Menteri Dalam Negeri Prancis Gerald Darmanin telah memberikan jaminan pada Kamis (23/3) malam bahwa Raja Charles III akan aman selama berada di negara itu. Dia berbicara saat Prancis diguncang protes nasional untuk kesekian kalinya, di mana di sejumlah wilayah kekerasan tidak terhindarkan, terutama di Paris.

"Kunjungan itu tidak menimbulkan masalah," kata Darmanin. "Raja Charles III akan disambut dengan baik, tentu saja, oleh Prancis."

Aksi mogok pekerja juga membuat pemandangan di ibu kota Prancis berubah drastis. Sampah-sampah menggunung di banyak lokasi karena lama tidak diangkut.

Serikat pekerja Prancis, CGT, mengumumkan minggu ini bahwa anggotanya di Mobilier National, lembaga yang bertugas menyediakan karpet merah, bendera, dan perabotan untuk gedung-gedung publik, menolak menggelar resepsi untuk Raja Charles III dan Permaisuri Camilla.

"Kami meminta administrasi kami untuk memberi tahu layanan terkait bahwa kami tidak akan menyediakan perabotan, karpet merah, atau bendera," demikian bunyi pernyataan CGT.

Istana Elysee, kediaman resmi presiden Prancis, kemudian menyatakan bahwa pekerja yang tidak mogok akan menyiapkan perlengkapan yang diperlukan untuk menyambut Raja Charles III dan Permaisuri Camilla.

* Follow Official WhatsApp Channel Liputan6.com untuk mendapatkan berita-berita terkini dengan mengklik tautan ini.

2 dari 2 halaman

Makan Malam Mewah di Versailles

Semula lawatan Raja Charles III dan Permaisuri Camilla pada 26-29 Maret akan termasuk kunjungan ke Musee d'Orsay, upacara peletakan karangan bunga di Arc de Triomphe, dan makan malam mewah di bekas kediaman kerajaan, Istana Versailles.

"Mereka berencana pergi ke Versailles. Itu tidak terlihat bagus, sangat 1789," kata Clarke.

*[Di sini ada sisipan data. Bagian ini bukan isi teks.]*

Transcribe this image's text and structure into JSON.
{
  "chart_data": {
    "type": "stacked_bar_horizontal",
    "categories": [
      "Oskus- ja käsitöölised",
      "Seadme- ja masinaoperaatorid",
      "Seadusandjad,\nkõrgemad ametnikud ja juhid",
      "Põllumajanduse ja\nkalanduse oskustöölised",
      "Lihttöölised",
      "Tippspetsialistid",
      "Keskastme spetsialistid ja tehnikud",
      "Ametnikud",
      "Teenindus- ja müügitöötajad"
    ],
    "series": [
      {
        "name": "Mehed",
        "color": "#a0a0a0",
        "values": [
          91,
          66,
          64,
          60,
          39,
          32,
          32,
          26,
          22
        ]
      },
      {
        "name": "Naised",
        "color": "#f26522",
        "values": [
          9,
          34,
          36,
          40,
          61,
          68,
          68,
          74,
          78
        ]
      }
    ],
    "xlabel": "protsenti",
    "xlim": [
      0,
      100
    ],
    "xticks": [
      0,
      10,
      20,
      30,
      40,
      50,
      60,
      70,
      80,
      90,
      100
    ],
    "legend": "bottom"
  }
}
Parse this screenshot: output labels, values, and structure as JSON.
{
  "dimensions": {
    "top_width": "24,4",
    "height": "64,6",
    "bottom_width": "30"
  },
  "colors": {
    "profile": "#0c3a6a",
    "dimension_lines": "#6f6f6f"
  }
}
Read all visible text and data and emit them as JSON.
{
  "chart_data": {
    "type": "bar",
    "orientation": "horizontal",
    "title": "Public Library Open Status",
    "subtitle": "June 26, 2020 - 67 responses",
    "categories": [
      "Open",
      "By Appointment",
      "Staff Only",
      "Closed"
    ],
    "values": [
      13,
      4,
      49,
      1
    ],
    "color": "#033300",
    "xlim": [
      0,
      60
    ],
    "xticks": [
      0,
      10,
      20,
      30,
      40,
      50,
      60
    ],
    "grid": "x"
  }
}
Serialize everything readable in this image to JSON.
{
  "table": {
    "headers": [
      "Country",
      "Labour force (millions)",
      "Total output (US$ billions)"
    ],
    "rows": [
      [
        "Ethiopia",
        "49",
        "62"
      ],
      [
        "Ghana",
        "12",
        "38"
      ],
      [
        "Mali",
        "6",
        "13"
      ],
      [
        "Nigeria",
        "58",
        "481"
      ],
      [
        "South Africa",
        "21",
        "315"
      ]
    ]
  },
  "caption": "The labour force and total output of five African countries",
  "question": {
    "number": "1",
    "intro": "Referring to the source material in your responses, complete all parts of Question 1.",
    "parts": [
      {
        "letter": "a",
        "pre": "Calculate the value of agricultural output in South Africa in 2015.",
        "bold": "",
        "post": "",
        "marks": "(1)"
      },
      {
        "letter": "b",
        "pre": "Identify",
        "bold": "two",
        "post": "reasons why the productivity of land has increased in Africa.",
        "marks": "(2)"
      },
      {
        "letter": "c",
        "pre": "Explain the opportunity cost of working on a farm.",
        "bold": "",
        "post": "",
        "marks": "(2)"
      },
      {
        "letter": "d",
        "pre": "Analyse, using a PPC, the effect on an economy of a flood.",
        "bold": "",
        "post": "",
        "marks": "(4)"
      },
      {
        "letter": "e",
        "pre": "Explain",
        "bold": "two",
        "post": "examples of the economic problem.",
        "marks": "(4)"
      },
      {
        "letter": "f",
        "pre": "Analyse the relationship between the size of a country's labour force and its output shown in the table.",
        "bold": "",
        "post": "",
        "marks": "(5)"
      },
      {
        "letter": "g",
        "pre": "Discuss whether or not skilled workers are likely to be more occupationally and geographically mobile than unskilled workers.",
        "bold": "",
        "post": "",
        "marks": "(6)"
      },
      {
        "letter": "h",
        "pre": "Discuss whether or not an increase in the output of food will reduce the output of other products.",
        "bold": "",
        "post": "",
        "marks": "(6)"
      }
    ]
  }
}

Versailles yang mewah, dulunya merupakan pusat kerajaan Eropa yang memesona dan titik fokus Revolusi Prancis, simbol abadi ketidaksetaraan dan ekses sosial.

Presiden Emmanuel Macron tengah menghadapi kecaman yang semakin keras di dalam negeri setelah dia mendorong RUU reformasi pensiun dengan kekuatan konstitusional. Dan Raja Charles III tidak terhindar dari kritik saat protes terus berlanjut di Prancis.

"Sulit dipercaya! Emmanuel Macron menyambut Raja Charles III di Versailles... sementara orang-orang berdemonstrasi di jalanan," ujar Sandrine Rousseau, anggota parlemen dari Partai Hijau Prancis. "Tentu saja, raja harus membatalkan kunjungannya."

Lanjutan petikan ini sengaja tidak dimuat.